What is torque?
heycar editorial team
- Discover exactly what torque is and why it's important
- Why do diesels have more torque?
- Find out how torque and horsepower are related
You might hear the word torque used in connection with cars and their engines. It’s often said in the same breath as horsepower, and is a useful concept to understand. More than horsepower, torque relates directly to how powerful an engine or electric motor feels when you put your foot down.
What is torque in cars?
An engine’s power is measured using two scales: horsepower and torque. If a car engine was a boxer, torque would be the force behind its punch, and horsepower would be the speed at which it’s punching.
When it’s related to an engine, torque is the rotational force. Horsepower is how quickly that force can be delivered. In a car, the more torque an engine has, the more effortless its acceleration will feel.
What does torque mean?
As we’ve seen, torque is a measure of turning effect. In everyday use, when we open a jam jar or bottle of drink, we are applying torque to the lid. Standing on a bicycle pedal produces torque. And if you hear a garage mechanic claim they’re ‘torquing up’ a wheel nut, it’s just another way of saying they’re tightening it.
With an engine, the torque figure is how much turning force it can exert through its crankshaft - the power which eventually turns the wheels.
What is torque measured in?
Most car manufacturers calculate torque in Newton Metres (Nm), but it can also be shown in pounds per foot (lb/ft).
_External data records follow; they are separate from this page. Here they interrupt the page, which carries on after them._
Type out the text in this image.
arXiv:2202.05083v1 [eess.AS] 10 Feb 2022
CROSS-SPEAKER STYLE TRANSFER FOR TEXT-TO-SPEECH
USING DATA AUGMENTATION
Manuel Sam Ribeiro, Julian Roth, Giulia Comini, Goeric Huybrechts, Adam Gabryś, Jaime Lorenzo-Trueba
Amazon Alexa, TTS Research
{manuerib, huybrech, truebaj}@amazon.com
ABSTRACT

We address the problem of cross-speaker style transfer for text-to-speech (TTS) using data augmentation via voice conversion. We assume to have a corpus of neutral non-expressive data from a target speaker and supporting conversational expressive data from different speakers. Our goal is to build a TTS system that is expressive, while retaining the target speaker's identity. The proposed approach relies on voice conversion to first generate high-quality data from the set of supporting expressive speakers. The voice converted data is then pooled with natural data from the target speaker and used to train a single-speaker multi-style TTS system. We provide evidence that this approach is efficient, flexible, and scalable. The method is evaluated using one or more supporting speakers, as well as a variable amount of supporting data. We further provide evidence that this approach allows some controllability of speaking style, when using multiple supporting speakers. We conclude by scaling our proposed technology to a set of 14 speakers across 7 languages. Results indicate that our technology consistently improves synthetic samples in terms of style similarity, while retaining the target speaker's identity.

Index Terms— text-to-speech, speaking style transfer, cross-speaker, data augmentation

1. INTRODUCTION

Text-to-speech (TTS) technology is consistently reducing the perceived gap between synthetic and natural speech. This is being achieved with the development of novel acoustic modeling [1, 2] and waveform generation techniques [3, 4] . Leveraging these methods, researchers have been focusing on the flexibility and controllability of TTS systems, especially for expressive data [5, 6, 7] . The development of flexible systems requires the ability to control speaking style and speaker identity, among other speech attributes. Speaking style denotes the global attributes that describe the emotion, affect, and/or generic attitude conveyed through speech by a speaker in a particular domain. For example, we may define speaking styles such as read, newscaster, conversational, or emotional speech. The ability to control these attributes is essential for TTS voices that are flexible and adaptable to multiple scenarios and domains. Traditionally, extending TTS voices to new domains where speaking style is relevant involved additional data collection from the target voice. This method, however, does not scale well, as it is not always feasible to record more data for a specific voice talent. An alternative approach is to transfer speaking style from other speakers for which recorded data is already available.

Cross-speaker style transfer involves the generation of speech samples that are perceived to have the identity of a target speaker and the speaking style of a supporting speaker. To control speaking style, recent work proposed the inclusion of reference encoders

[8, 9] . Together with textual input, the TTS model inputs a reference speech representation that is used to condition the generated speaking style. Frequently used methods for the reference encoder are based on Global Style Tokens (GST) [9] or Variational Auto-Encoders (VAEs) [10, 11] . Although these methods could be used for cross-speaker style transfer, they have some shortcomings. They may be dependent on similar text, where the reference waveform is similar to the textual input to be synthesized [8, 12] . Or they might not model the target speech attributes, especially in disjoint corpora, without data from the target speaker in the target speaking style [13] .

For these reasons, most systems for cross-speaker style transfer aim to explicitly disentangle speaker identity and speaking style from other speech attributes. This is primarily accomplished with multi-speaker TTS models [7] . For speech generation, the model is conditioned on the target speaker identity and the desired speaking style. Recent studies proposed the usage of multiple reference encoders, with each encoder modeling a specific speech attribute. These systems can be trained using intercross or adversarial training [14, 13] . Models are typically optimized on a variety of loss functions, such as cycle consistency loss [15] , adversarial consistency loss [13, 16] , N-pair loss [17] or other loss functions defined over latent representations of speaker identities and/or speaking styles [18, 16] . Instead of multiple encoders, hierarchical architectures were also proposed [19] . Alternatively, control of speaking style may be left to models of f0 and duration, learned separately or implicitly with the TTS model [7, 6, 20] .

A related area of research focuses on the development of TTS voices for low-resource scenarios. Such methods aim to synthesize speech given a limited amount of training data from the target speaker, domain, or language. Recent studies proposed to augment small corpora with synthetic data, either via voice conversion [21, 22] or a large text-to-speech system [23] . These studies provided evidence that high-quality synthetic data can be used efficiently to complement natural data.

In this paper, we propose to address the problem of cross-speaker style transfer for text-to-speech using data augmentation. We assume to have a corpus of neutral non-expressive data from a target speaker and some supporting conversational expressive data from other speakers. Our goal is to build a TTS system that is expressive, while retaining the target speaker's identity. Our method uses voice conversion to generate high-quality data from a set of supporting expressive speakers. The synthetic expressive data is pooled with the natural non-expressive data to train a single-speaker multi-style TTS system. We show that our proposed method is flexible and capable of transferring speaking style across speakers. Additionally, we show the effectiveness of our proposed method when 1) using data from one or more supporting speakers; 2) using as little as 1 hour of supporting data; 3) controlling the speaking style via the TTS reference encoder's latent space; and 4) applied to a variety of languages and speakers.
What is considered good torque in a car?
That depends on the car. The bigger the car, the more important the torque figure becomes, because it needs more torque to accelerate quickly. This is why car manufacturers now mention torque in their advertising; cars have become heavier, making torque more relevant to everyday driving.
The speed at which an engine’s pistons go up and down in its cylinders to turn the crankshaft is measured in revolutions per minute, or RPM. An engine’s maximum torque is shown in relation to RPM. The higher the torque number and the lower the RPM, the more responsive an engine will feel.
Why diesel cars have more torque
Originally, the diesel engine was designed to rival the steam engine. It had to pull heavy loads. And to do that, it needed plenty of torque.
Diesel engines develop their maximum torque at lower revs than petrol engines. This is because the pistons in diesel engines travel a greater distance than those in petrol engines and so don’t have to move as quickly.
In addition, diesel is denser than petrol and has more energy per unit. When diesel burns, more energy is transferred into the pistons, onto the crankshaft and, eventually, the wheels.
How this works in reality
An Audi Q7 SUV with a 3.0-litre turbo diesel engine develops a hefty maximum torque of 760Nm at between 1750 and 3000RPM.
In comparison, a Ford Fiesta with a 1.0-litre petrol engine is significantly smaller and lighter than the Audi. Its engine only develops a maximum 105Nm of torque at 4100RPM.
Accelerating from standstill to the 70mph speed limit in the Audi will be a relatively relaxing affair. The huge torque will enable the automatic gearbox to change gears quite low in the rev range. It will feel swift and smooth.
In the Fiesta on the other hand, not only will it be slower, it will also feel more frantic. As there’s less torque and you have to rev the engine higher to access the maximum torque, you’ll be changing gear at higher rpm. This will make it noisier inside the car.
That’s why sports cars are nearly always petrol and are often engineered to develop their peak torque at higher rpm. The higher the engine revs, the racier it feels.
Electric motors are a bit different
The way electric motors deliver their power is different to the internal combustion engine. An electric motor can access all its power from standstill. That’s why even a relatively humble Renault Zoe can feel quite nippy. It’s also why the fastest Tesla Model S can do 0-62mph in a supercar-battering 2.4 seconds.
Where torque is useful
When people talk about how powerful their car’s engine is, they’re usually referring to its torque. That’s the power you really feel when your car accelerates. And if you want a car that feels effortless, it’s quite simple: the more torque the better.
Anyone who’s looking for a car to tow something, such as a caravan or boat, should consider the torque figure of any car they’re looking at. It really will make life much easier. It’s also why people who tow a lot usually choose diesels.
How are torque and horsepower related?
An internal combustion engine produces both torque and horsepower. The two are wedded to each other. In fact, you can calculate horsepower by multiplying torque by RPM and dividing by 5252. That means the more torque a car produces, the more horsepower it’s likely to produce as well.
But if an engine has lots of torque (as in our Audi example above) it doesn’t need to operate at high revs to be driveable. That’s why many high torque diesel engines don’t appear to have ridiculous amounts of power. The torque means they don’t need it.